Le meilleur modèle terme de précision, recall et AUC est lorsque l'on choisi la fonction loss = 'wrap'. C'est vrai pour le training et le testing set.

## Test d'optimisation d'hyper-paramètres avec GreadSearchCV

Je ne suis pas sûre que ce soit compatible avec les modèles lightfm mais le jeu en vaut la chandèle pour pouvoir optimiser tous les paramètre avec une grille de recherche.

In [13]:
## affichage des paramètre 
LightFM().get_params().keys()

dict_keys(['loss', 'learning_schedule', 'no_components', 'learning_rate', 'k', 'n', 'rho', 'epsilon', 'max_sampled', 'item_alpha', 'user_alpha', 'random_state'])

In [14]:
from sklearn.model_selection import GridSearchCV, RandomizedSearchCV
from sklearn.metrics import make_scorer

AUC_scorer = make_scorer(auc_score)

grid_params = {
    'loss' : ['logistic', 'bpr', 'warp', 'warp-kos'],
    'no_components' : [1, 2, 5, 10, 20],
    'learning_rate' : [0.1, 5e-2, 1e-2, 1e-3],
    'k' : [1, 2, 5, 10, 20],
} 

gs = GridSearchCV(LightFM(),
                  grid_params,
                  cv = 5,
                  scoring=AUC_scorer,
                  n_jobs = -1
                 )

In [15]:
gs_res = gs.fit(train)

TypeError: _score() missing 1 required positional argument: 'y_true'

## Fonction de recommandation
On va entreiner le modèle avec fonction loss = 'warp'

In [16]:
model = LightFM(learning_rate=0.05, loss='warp')
model.fit(train, epochs=10, num_threads=2)
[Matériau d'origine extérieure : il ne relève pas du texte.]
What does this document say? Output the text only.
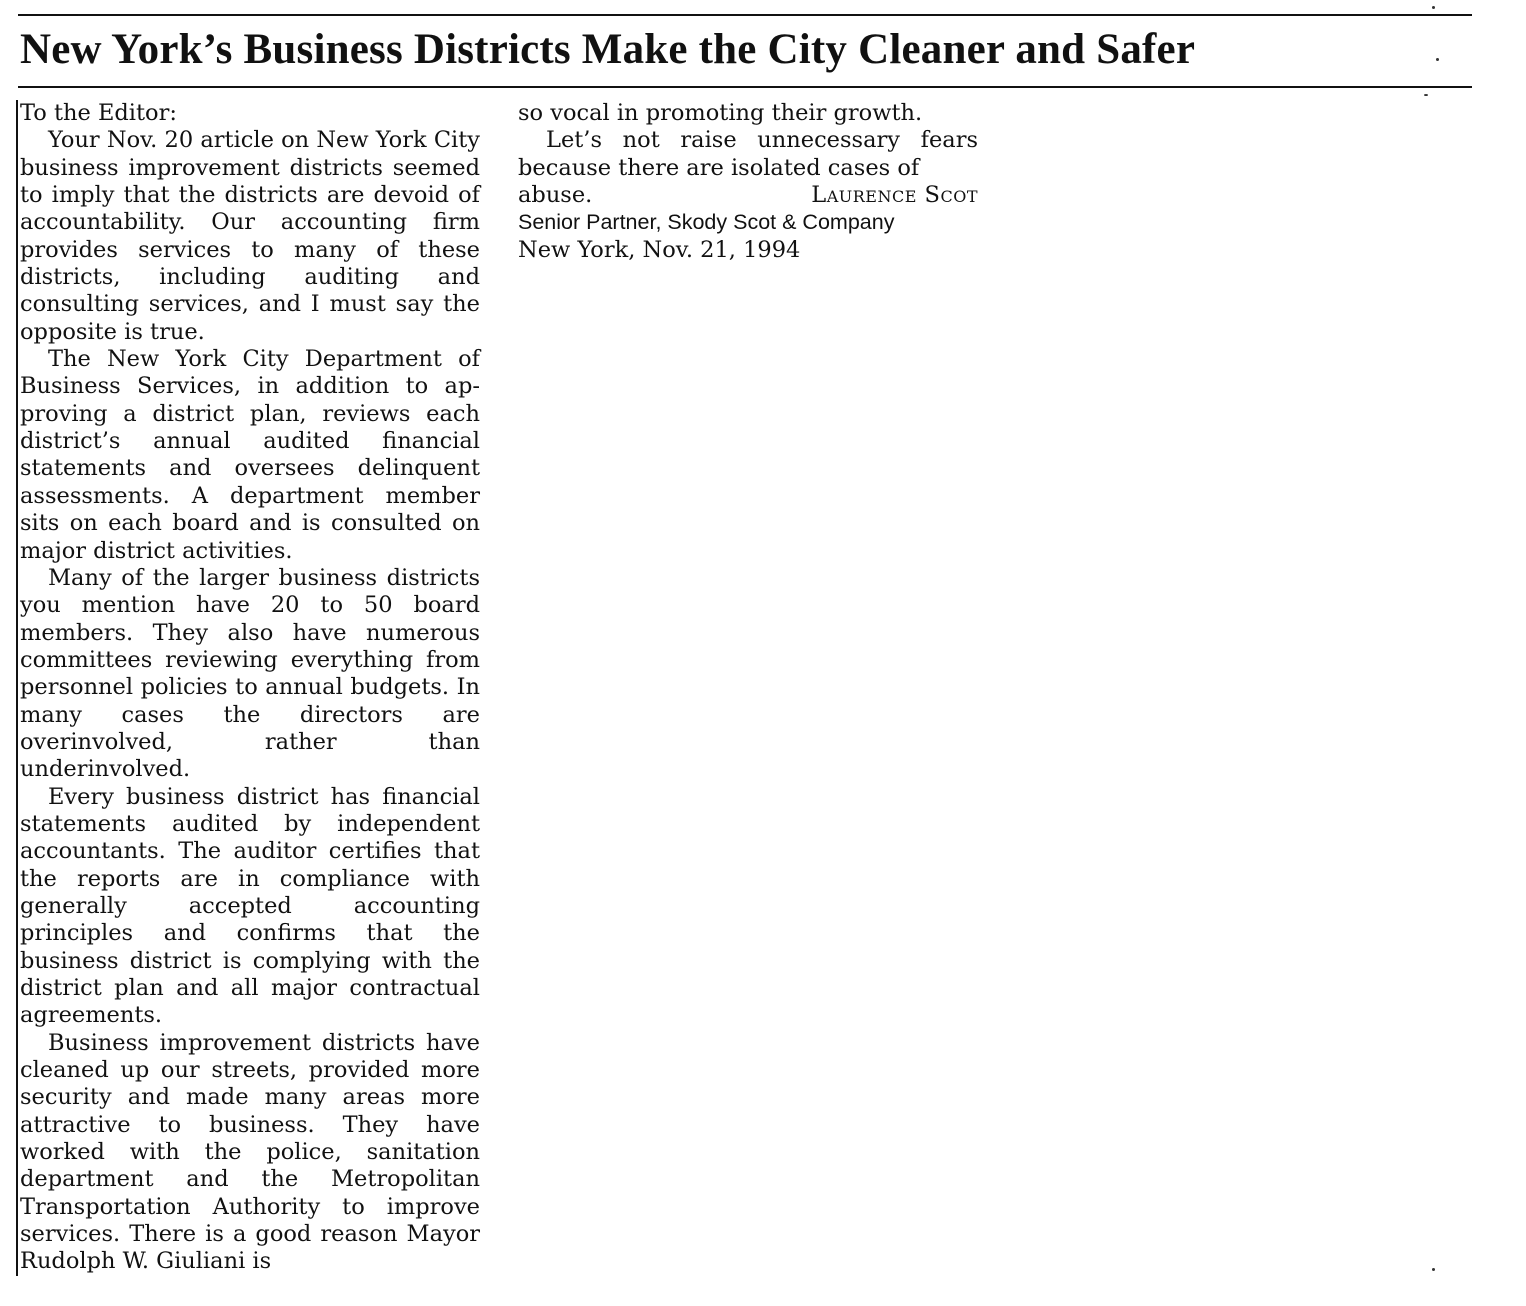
New York’s Business Districts Make the City Cleaner and Safer

To the Editor:

Your Nov. 20 article on New York City business improvement districts seemed to imply that the districts are devoid of accountability. Our accounting firm provides services to many of these districts, including auditing and consulting services, and I must say the opposite is true.

The New York City Department of Business Services, in addition to approving a district plan, reviews each district’s annual audited financial statements and oversees delinquent assessments. A department member sits on each board and is consulted on major district activities.

Many of the larger business districts you mention have 20 to 50 board members. They also have numerous committees reviewing everything from personnel policies to annual budgets. In many cases the directors are overinvolved, rather than underinvolved.

Every business district has financial statements audited by independent accountants. The auditor certifies that the reports are in compliance with generally accepted accounting principles and confirms that the business district is complying with the district plan and all major contractual agreements.

Business improvement districts have cleaned up our streets, provided more security and made many areas more attractive to business. They have worked with the police, sanitation department and the Metropolitan Transportation Authority to improve services. There is a good reason Mayor Rudolph W. Giuliani is

so vocal in promoting their growth.

Let’s not raise unnecessary fears because there are isolated cases of

abuse.	Laurence Scot

Senior Partner, Skody Scot & Company

New York, Nov. 21, 1994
<lightfm.lightfm.LightFM at 0x7f5c471bb520>

In [17]:
def get_recommandation(user, model=model):
    scores = model.predict(user, np.arange(n_items))
    top_items = artist_names[np.argsort(-scores)]
    print('Liste des 5 artistes recommandés :', top_items[:10])
    return top_items

user = 1
top_items = get_recommandation(user)

Liste des 5 artistes recommandés : ['Bonobo' 'Apparat' 'Amethystium' 'Autechre' 'Solar Fields' 'Ochre'
 'Boards of Canada' 'múm' 'Four Tet' 'Pleq']